White Cliffs


A slip of the tongue, that’s all it was: a careless mishap, a trifle. 

On the scale of global suffering it barely registered. Take the Holocaust, for example: an awful business; roundly criticised. People have written about that in books. Shelves of them. And Pol Pot: that rotter. Seven billion male chicks are slaughtered each year before they’ve had a chance to cheep their first chirp. Homosexuals are mercilessly persecuted in Uganda. There’s no such thing as dolphin-friendly tuna. 

My point, dear reader, is that the headlines about me were wholly unjustified. 

It’s important that the public is challenged by my work: I ask probing questions about the human condition. I waggle my fingers about in the plug-socket of the cultural unconscious. Some people are provoked, certainly, but many others are transformed. You should see my inbox: it’s Damascene. 

Admittedly, this was my largest work to date, both in scale and in substance, and whilst I was in some sense primed for a lick or two of backlash from the mithering classes, I’m astonished at the extent to which nearly everyone seems to have missed the bloody point.     

Last month, I travelled to Dover and wrote “RIDE MY CREAM-TRAIN YOU FRENCH FUCKS” in 50-foot letters on the broad White Cliffs. I did it because I knew it was right to do it — because it was important. Aung San Suu Kyi refused to condemn the Rohinghya genocide. The Great Pacific Garbage Patch covers 1.6 million square kilometres. 

The newspapers, of course, jumped hastily to the nearest hackneyed conclusions: “Racist!” went the soy-faced liberal cucks; “Desecrator!” went the heritage-goons; “Profane!” went the balmy Christian Right. 

What tosh and hokum. 

This was my magnum opus, my Lord’s Prayer. 

You’ll have seen, I’m sure, that convoy of philistines pootling their way down the A2 with their pathetic B&Q rollers and pots of white paint, eager to undo this episteme’s Cerne Abbas Giant; and you’ll have seen, too, those Providential Winds that so toppled their ladders and sent their Bosun’s Chairs spinning in merry circles. Ha!

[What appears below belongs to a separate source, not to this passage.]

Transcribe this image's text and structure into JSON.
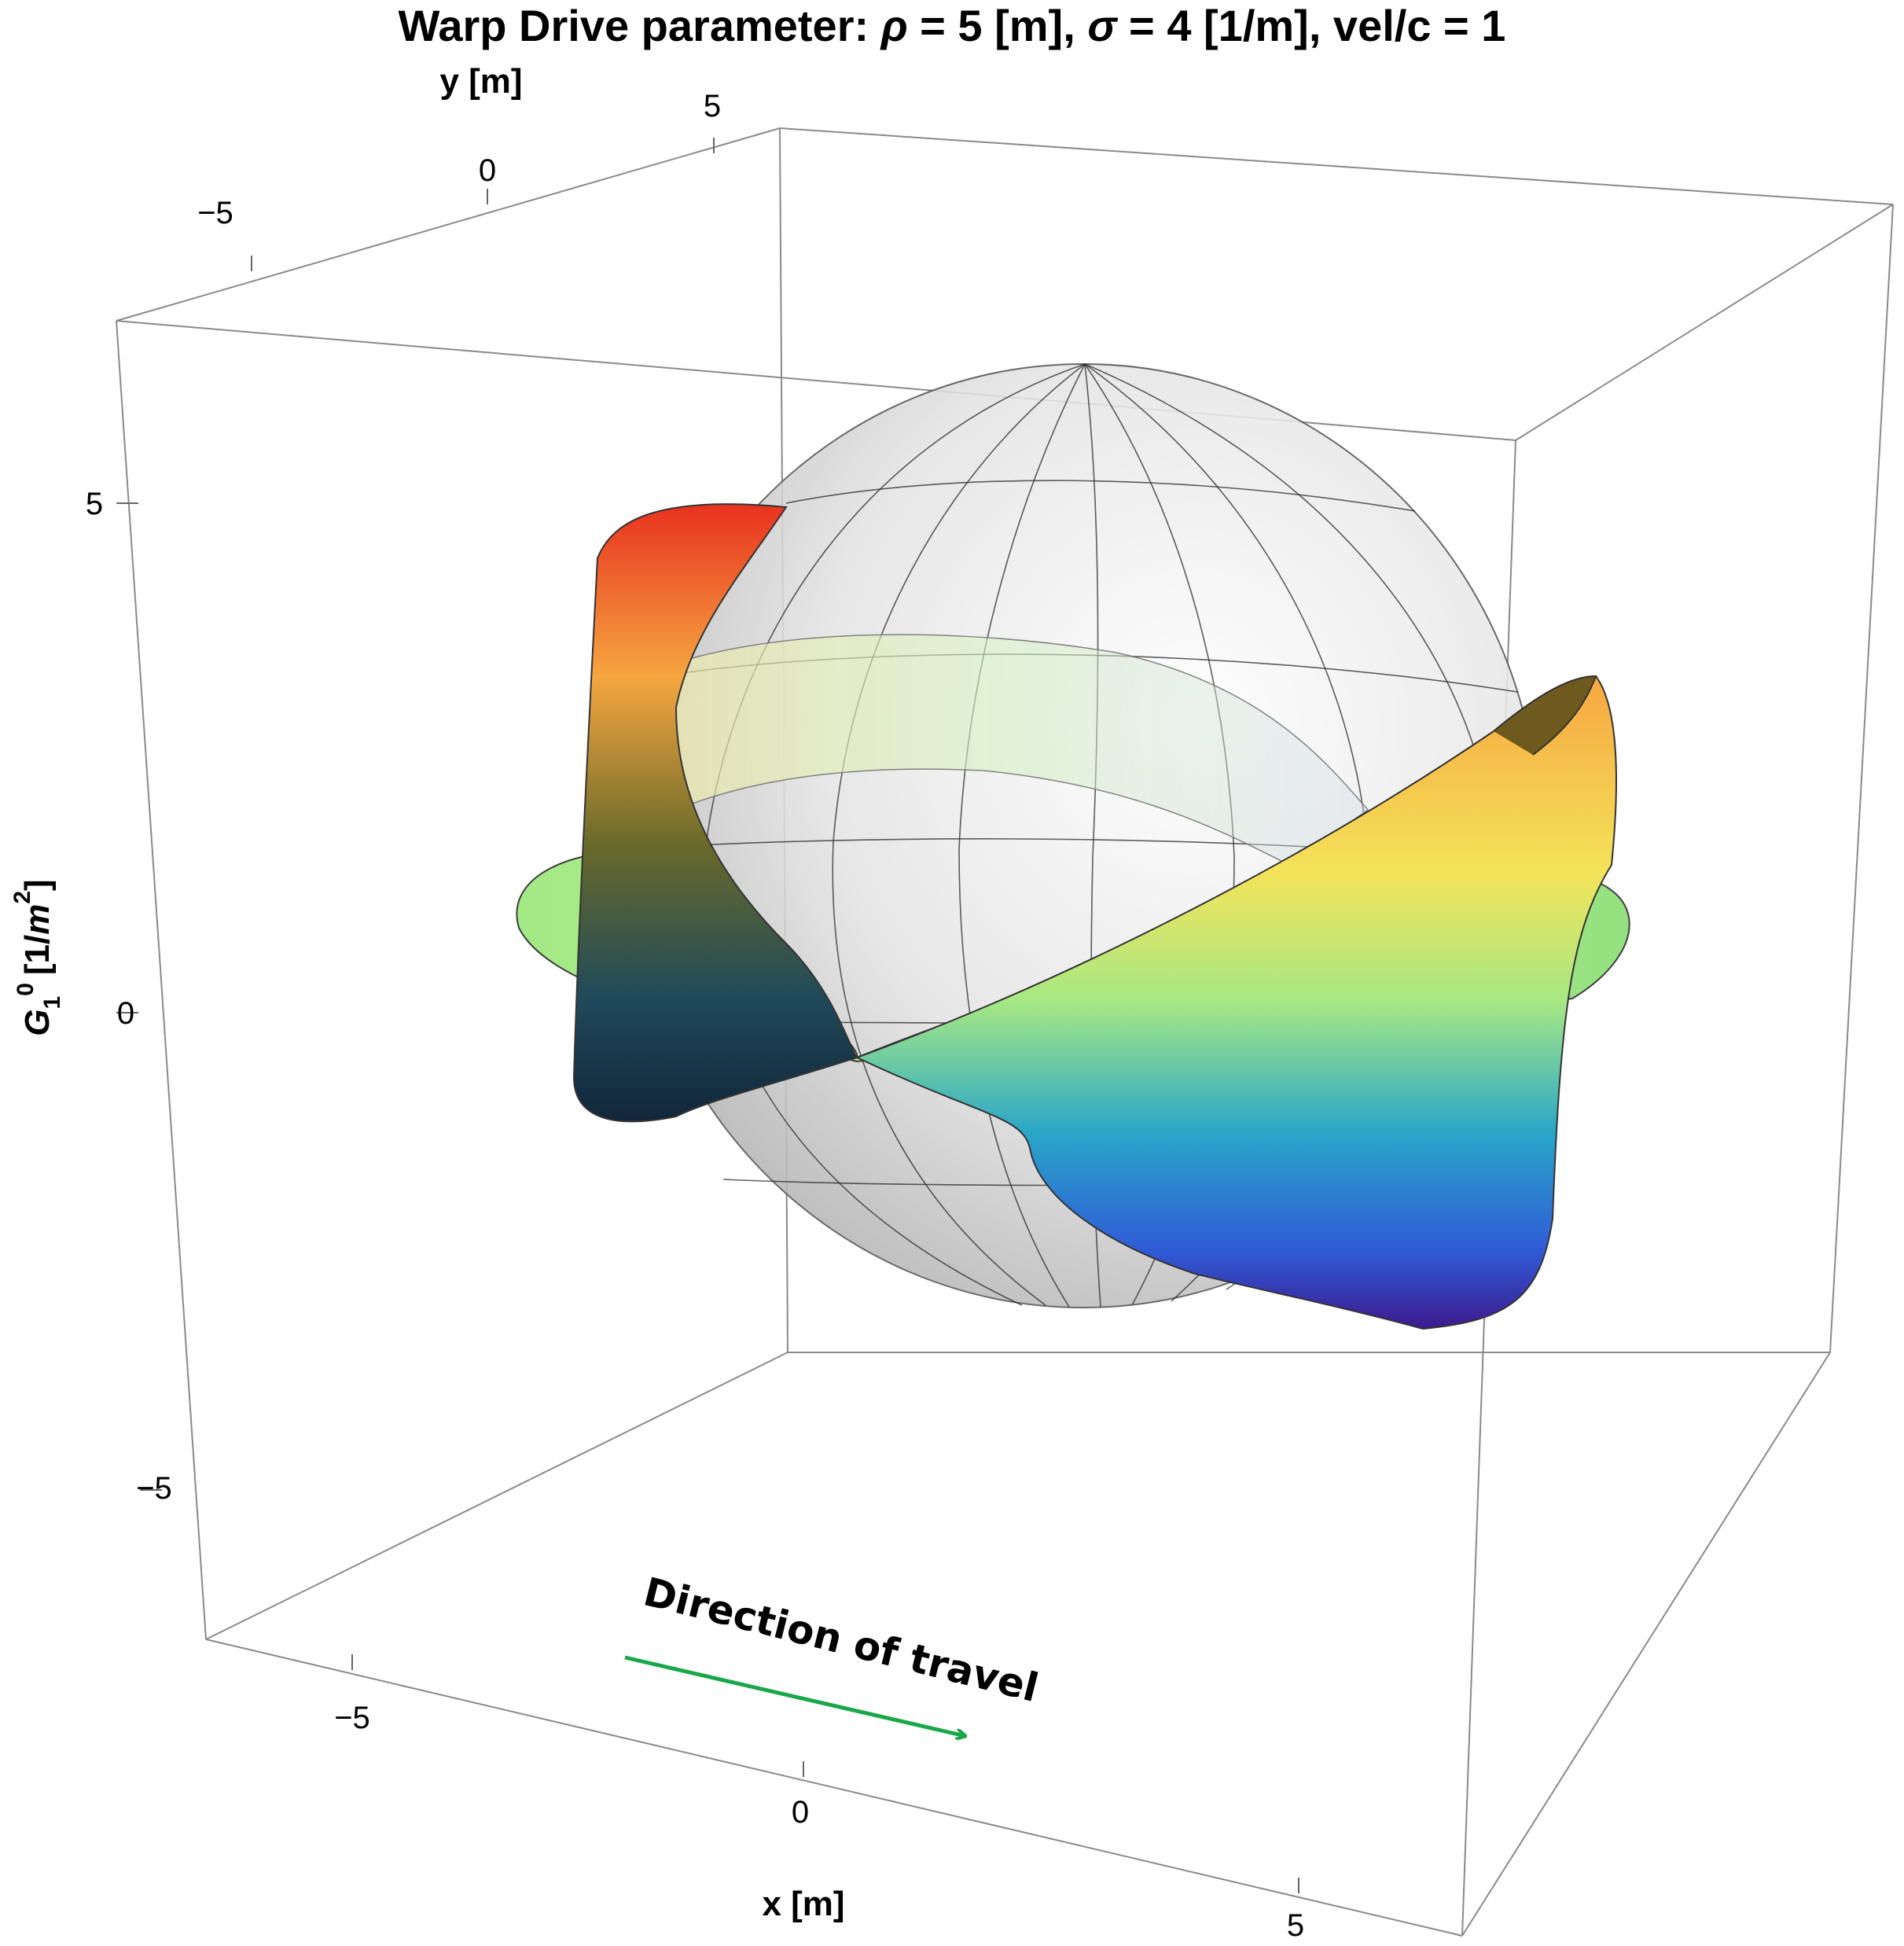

“Reclaim Our Cliffs!” was the rallying cry for the following week — quite ignoring the fact that this was precisely what I’d already gone and done — and when, inevitably, more clement weather arrived on the south coast, that army of toothless simps completed the desecration, and my work was erased.

~

But now something truly remarkable has happened. 

It’s back: bigger, brighter and bolder than ever, and not by my hand, dear reader, but by the discerning hands of my loyal votaries. Those brave aficionados who marched on Dover with sloshing great cans of Coral Pink, Phthalo Blue and Red Iron Oxide, who added curlicues, an exclamation mark and underlining, who had the vision and tenacity to stand up for what was right — to make a difference. 

Friends — the Culture War is upon us: cries are heard in the streets, bins are tipped over, trumpets blare. Ride my cream-train you French fucks.